Mosley vs News Group Newspaper
The meeting of Will and Steve is a determination of trust that comes through declaration by the word of mouth. Use of declaratives during conversations in more than one occasions can be a decision to determine trust. With reference to the case of Paul vs Constance, where the judge was supposed to rule on the rightful owner of an account which was initially owned by the deceased. In his ruling the judge ruled that since the deceased had severally declared in his conversation that they shared the account with Ms.
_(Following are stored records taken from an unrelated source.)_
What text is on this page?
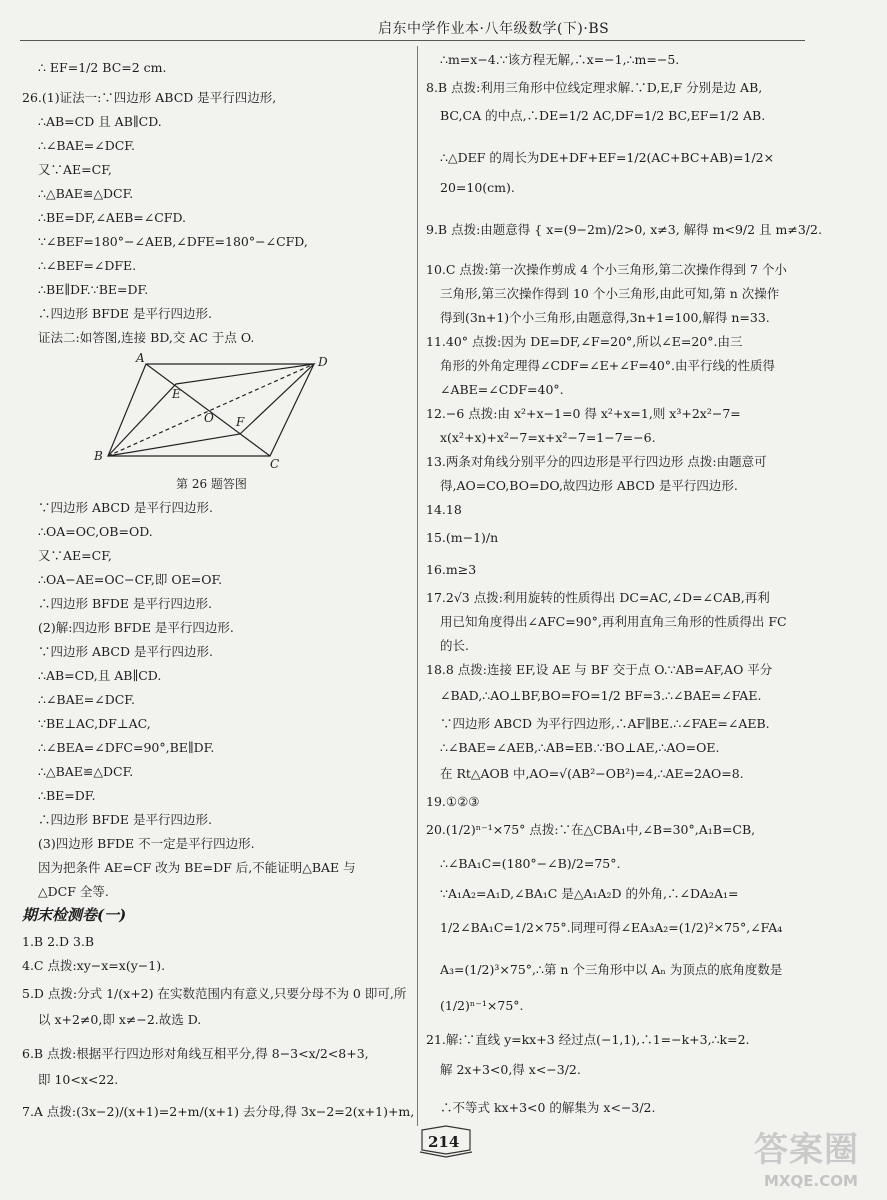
启东中学作业本·八年级数学(下)·BS
∴ EF=1/2 BC=2 cm.
26.(1)证法一:∵四边形 ABCD 是平行四边形,
∴AB=CD 且 AB∥CD.
∴∠BAE=∠DCF.
又∵AE=CF,
∴△BAE≌△DCF.
∴BE=DF,∠AEB=∠CFD.
∵∠BEF=180°−∠AEB,∠DFE=180°−∠CFD,
∴∠BEF=∠DFE.
∴BE∥DF.∵BE=DF.
∴四边形 BFDE 是平行四边形.
证法二:如答图,连接 BD,交 AC 于点 O.
∵四边形 ABCD 是平行四边形.
∴OA=OC,OB=OD.
又∵AE=CF,
∴OA−AE=OC−CF,即 OE=OF.
∴四边形 BFDE 是平行四边形.
(2)解:四边形 BFDE 是平行四边形.
∵四边形 ABCD 是平行四边形.
∴AB=CD,且 AB∥CD.
∴∠BAE=∠DCF.
∵BE⊥AC,DF⊥AC,
∴∠BEA=∠DFC=90°,BE∥DF.
∴△BAE≌△DCF.
∴BE=DF.
∴四边形 BFDE 是平行四边形.
(3)四边形 BFDE 不一定是平行四边形.
因为把条件 AE=CF 改为 BE=DF 后,不能证明△BAE 与
△DCF 全等.
期末检测卷(一)
1.B 2.D 3.B
4.C 点拨:xy−x=x(y−1).
5.D 点拨:分式 1/(x+2) 在实数范围内有意义,只要分母不为 0 即可,所
以 x+2≠0,即 x≠−2.故选 D.
6.B 点拨:根据平行四边形对角线互相平分,得 8−3<x/2<8+3,
即 10<x<22.
7.A 点拨:(3x−2)/(x+1)=2+m/(x+1) 去分母,得 3x−2=2(x+1)+m,
A	D
E
O F
B
C
第 26 题答图
∴m=x−4.∵该方程无解,∴x=−1,∴m=−5.
8.B 点拨:利用三角形中位线定理求解.∵D,E,F 分别是边 AB,
BC,CA 的中点,∴DE=1/2 AC,DF=1/2 BC,EF=1/2 AB.
∴△DEF 的周长为DE+DF+EF=1/2(AC+BC+AB)=1/2×
20=10(cm).
9.B 点拨:由题意得 { x=(9−2m)/2>0, x≠3, 解得 m<9/2 且 m≠3/2.
10.C 点拨:第一次操作剪成 4 个小三角形,第二次操作得到 7 个小
三角形,第三次操作得到 10 个小三角形,由此可知,第 n 次操作
得到(3n+1)个小三角形,由题意得,3n+1=100,解得 n=33.
11.40° 点拨:因为 DE=DF,∠F=20°,所以∠E=20°.由三
角形的外角定理得∠CDF=∠E+∠F=40°.由平行线的性质得
∠ABE=∠CDF=40°.
12.−6 点拨:由 x²+x−1=0 得 x²+x=1,则 x³+2x²−7=
x(x²+x)+x²−7=x+x²−7=1−7=−6.
13.两条对角线分别平分的四边形是平行四边形 点拨:由题意可
得,AO=CO,BO=DO,故四边形 ABCD 是平行四边形.
14.18
15.(m−1)/n
16.m≥3
17.2√3 点拨:利用旋转的性质得出 DC=AC,∠D=∠CAB,再利
用已知角度得出∠AFC=90°,再利用直角三角形的性质得出 FC
的长.
18.8 点拨:连接 EF,设 AE 与 BF 交于点 O.∵AB=AF,AO 平分
∠BAD,∴AO⊥BF,BO=FO=1/2 BF=3.∴∠BAE=∠FAE.
∵四边形 ABCD 为平行四边形,∴AF∥BE.∴∠FAE=∠AEB.
∴∠BAE=∠AEB,∴AB=EB.∵BO⊥AE,∴AO=OE.
在 Rt△AOB 中,AO=√(AB²−OB²)=4,∴AE=2AO=8.
19.①②③
20.(1/2)ⁿ⁻¹×75° 点拨:∵在△CBA₁中,∠B=30°,A₁B=CB,
∴∠BA₁C=(180°−∠B)/2=75°.
∵A₁A₂=A₁D,∠BA₁C 是△A₁A₂D 的外角,∴∠DA₂A₁=
1/2∠BA₁C=1/2×75°.同理可得∠EA₃A₂=(1/2)²×75°,∠FA₄
A₃=(1/2)³×75°,∴第 n 个三角形中以 Aₙ 为顶点的底角度数是
(1/2)ⁿ⁻¹×75°.
21.解:∵直线 y=kx+3 经过点(−1,1),∴1=−k+3,∴k=2.
解 2x+3<0,得 x<−3/2.
∴不等式 kx+3<0 的解集为 x<−3/2.
214	答案圈
MXQE.COM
Paul. She was the rightful owner of the account. The judge used the exact declaratives words as “this money is as much as yours as it is mine.” This exact statement are declaratives that create trust. Will has used almost similar words with Steve he says, “my wealth is your wealth too.” Such declaration is word enough for justification if trust between the two parties. Steve can therefore claim all the wealth owned by Will.
A similar judgement of Rowe vs Prance, the judge introduced the aspect of being a trustee as a contributor. He relayed that if one has to claim ownership or has to claim being a trustee to a certain account, he has to contribute an equal share to that account. Steve can therefore only claim ownership of Will wealth, if he has contributed to Will’s wealth.
Taking note Will recognize that everything he knows about computers was taught to him by Steve which is the cause of the judgement and ruling in Adams vs Kensington Vestry. The basis of this judgement revolves around the assumption that the latter will do the right things when disposed with similar responsibilities as the ones that Will had.
Considering such implications, Will might lose his wealth to Steve following their lunch time meeting. However, the judgement of the Bieber vs Tether Limited case has an advantage to Will, where he might not lose his properties. The judge declared that a binding relationship has to be struck within the two parties for a trust to be struck. It is for this reason that the Teather company had to pay the settlement amount. Will therefore has not struck a binding partnership relationship with Steve.